At the SoulCycle location at 2095 Union Street in the Marina District, the staff is eager to help newbies adjust their bikes and clip in their cycling shoes in the darkened, candle-illuminated studio. “First time?” a staffer asks. “Don’t worry about keeping up, it’s a madhouse.”

For the next 45 minutes, instructor Natalie took attendees (most of whom were women, with body types ranging from fitness model to pleasantly regular) through a non-stop ride punctuated with handlebar push-ups, “choreography,” and even a set of bicep and tricep work using small dumbbells. Butts were off the seats more than they were on as Natalie exhorted her students again and again to increase resistance while pedaling to the beat. It was brutal, grueling, but also oddly exhilarating to be moving in time with so many other people. Maybe this is how wolves feel when they run in a pack? But they do it with less techno.

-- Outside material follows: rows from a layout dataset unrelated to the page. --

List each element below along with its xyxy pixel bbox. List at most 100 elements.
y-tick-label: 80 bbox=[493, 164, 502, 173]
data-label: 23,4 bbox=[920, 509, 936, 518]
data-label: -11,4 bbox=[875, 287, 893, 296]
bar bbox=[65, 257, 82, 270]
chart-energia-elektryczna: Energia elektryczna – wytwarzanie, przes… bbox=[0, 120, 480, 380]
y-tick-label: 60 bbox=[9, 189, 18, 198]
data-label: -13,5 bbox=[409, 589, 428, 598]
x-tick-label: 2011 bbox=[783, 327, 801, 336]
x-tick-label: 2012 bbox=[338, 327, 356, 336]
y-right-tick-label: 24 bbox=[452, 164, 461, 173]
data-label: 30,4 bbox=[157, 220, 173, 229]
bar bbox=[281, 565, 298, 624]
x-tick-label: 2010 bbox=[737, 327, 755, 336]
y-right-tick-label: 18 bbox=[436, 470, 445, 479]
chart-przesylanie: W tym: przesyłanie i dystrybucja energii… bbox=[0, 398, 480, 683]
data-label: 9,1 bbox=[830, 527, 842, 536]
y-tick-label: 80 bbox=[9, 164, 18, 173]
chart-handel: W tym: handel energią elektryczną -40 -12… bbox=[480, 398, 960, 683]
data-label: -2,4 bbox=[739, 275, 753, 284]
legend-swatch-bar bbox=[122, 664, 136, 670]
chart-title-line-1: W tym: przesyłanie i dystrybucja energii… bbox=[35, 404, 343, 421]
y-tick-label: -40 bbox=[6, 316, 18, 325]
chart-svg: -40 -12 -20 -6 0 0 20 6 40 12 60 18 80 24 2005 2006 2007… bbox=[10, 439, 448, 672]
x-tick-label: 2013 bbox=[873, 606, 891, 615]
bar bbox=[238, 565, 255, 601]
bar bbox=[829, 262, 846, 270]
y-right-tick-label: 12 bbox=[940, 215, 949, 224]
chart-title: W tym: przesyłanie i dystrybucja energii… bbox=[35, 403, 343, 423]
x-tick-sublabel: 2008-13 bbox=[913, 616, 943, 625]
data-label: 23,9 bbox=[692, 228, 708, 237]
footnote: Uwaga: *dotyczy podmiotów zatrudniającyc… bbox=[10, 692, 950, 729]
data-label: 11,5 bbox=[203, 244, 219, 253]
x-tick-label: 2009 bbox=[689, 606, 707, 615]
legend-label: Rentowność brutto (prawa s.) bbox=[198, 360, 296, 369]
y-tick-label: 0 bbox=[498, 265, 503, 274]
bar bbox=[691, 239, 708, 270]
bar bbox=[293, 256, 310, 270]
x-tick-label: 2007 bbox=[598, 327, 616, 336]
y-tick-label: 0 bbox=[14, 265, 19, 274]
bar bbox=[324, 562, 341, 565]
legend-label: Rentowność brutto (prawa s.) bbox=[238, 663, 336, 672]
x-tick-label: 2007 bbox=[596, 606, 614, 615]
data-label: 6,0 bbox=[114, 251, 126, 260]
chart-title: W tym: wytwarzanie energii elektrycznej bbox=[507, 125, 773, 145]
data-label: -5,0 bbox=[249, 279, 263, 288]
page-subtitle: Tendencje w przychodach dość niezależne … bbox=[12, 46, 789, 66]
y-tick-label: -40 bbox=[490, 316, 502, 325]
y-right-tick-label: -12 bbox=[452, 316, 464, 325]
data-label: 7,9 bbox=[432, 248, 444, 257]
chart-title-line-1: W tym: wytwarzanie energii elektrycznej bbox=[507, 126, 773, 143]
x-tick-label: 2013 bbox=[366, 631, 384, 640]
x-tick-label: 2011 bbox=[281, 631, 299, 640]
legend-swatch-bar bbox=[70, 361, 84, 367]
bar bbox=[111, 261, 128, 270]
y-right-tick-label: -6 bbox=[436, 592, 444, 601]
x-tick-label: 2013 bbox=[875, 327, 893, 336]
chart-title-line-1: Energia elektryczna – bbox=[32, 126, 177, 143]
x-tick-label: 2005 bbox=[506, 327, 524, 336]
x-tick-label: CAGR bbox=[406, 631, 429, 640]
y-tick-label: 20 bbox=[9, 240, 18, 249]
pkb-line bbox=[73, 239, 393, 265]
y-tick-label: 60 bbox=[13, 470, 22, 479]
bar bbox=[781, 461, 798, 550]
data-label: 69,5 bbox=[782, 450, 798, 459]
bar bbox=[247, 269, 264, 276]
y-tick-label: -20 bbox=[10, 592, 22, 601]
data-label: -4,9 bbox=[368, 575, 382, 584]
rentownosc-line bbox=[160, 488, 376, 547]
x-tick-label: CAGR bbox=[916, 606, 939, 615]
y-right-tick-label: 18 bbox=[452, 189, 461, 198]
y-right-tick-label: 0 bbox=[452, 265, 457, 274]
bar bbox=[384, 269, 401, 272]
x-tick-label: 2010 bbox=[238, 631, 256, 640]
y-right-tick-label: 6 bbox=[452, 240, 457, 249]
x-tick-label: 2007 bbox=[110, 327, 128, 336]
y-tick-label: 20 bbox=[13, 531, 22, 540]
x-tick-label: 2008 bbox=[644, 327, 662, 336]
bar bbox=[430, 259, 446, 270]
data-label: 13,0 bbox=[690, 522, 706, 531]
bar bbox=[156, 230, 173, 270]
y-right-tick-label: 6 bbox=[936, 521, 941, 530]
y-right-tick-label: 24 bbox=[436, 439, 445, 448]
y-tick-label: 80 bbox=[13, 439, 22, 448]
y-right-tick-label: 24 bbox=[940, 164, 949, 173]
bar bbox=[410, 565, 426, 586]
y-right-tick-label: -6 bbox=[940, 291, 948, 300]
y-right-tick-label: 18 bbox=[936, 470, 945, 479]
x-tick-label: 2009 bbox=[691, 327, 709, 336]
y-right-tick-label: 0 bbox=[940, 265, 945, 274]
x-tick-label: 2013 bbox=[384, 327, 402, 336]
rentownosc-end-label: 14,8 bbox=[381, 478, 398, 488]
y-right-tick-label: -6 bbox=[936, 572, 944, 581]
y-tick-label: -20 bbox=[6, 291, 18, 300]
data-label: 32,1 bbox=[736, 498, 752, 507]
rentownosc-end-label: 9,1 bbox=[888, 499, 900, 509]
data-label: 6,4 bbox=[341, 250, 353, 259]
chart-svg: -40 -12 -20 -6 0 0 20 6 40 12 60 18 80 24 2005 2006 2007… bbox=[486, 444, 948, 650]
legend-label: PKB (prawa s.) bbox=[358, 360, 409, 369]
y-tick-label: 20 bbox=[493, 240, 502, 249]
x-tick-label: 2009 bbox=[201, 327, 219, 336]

Don’t let words like “brutal” and “grueling” intimidate you, though: SoulCycle claims that classes work for people of all fitness levels, and that there's an expectation that it takes some time to build up to grasping all the choreography involved. The darkness of the studio certainly helps liberate one from fears of judgment—even if your classmates had the energy to shoot you the side-eye (they don’t), they likely can’t see you. Sitting at the back of class helps, too.

SoulCycle also has a reputation as a touchy-feely, self-help-verbiage-laden workout, but this wasn’t the case in Natalie’s class. According to SoulCycle’s Senior PR Manager Vicky Land, the New Age factor varies from instructor to instructor. “There’s someone for everybody,” Land says. “We have some people who really go for instructors who give constant affirmations throughout the class, and I know some people don’t enjoy that as much, and they seek out other instructors.”

And, the bottom line: this workout is fun. Attendees of Natalie’s class were genuinely into it, glowing with the pride of a job well done as they milled around the locker room after class. “I feel high!” one woman squealed. “After this, I can do anything.”

Bay Area SoulCycle studios are located on 2095 Union Street in San Francisco, at the Marin Country Mart in Larkspur, and at 600 Stanford Shopping Center in Palo Alto.

GEAR

  • Wear close fitting running or cycling pants that won’t sag in back (you’re working out, not fixing the sink) and a wicking tee or tank top, because you’re going to sweat. A lot.
  • Smart riders hydrate all day, then bring water with them to class. It’s also available at the studio.
  • First timers get to use a pair of SoulCycle shoes for free, subsequent rentals are $3. If you have your own cycling shoes, then Look Delta or SPD clips will work with their bikes.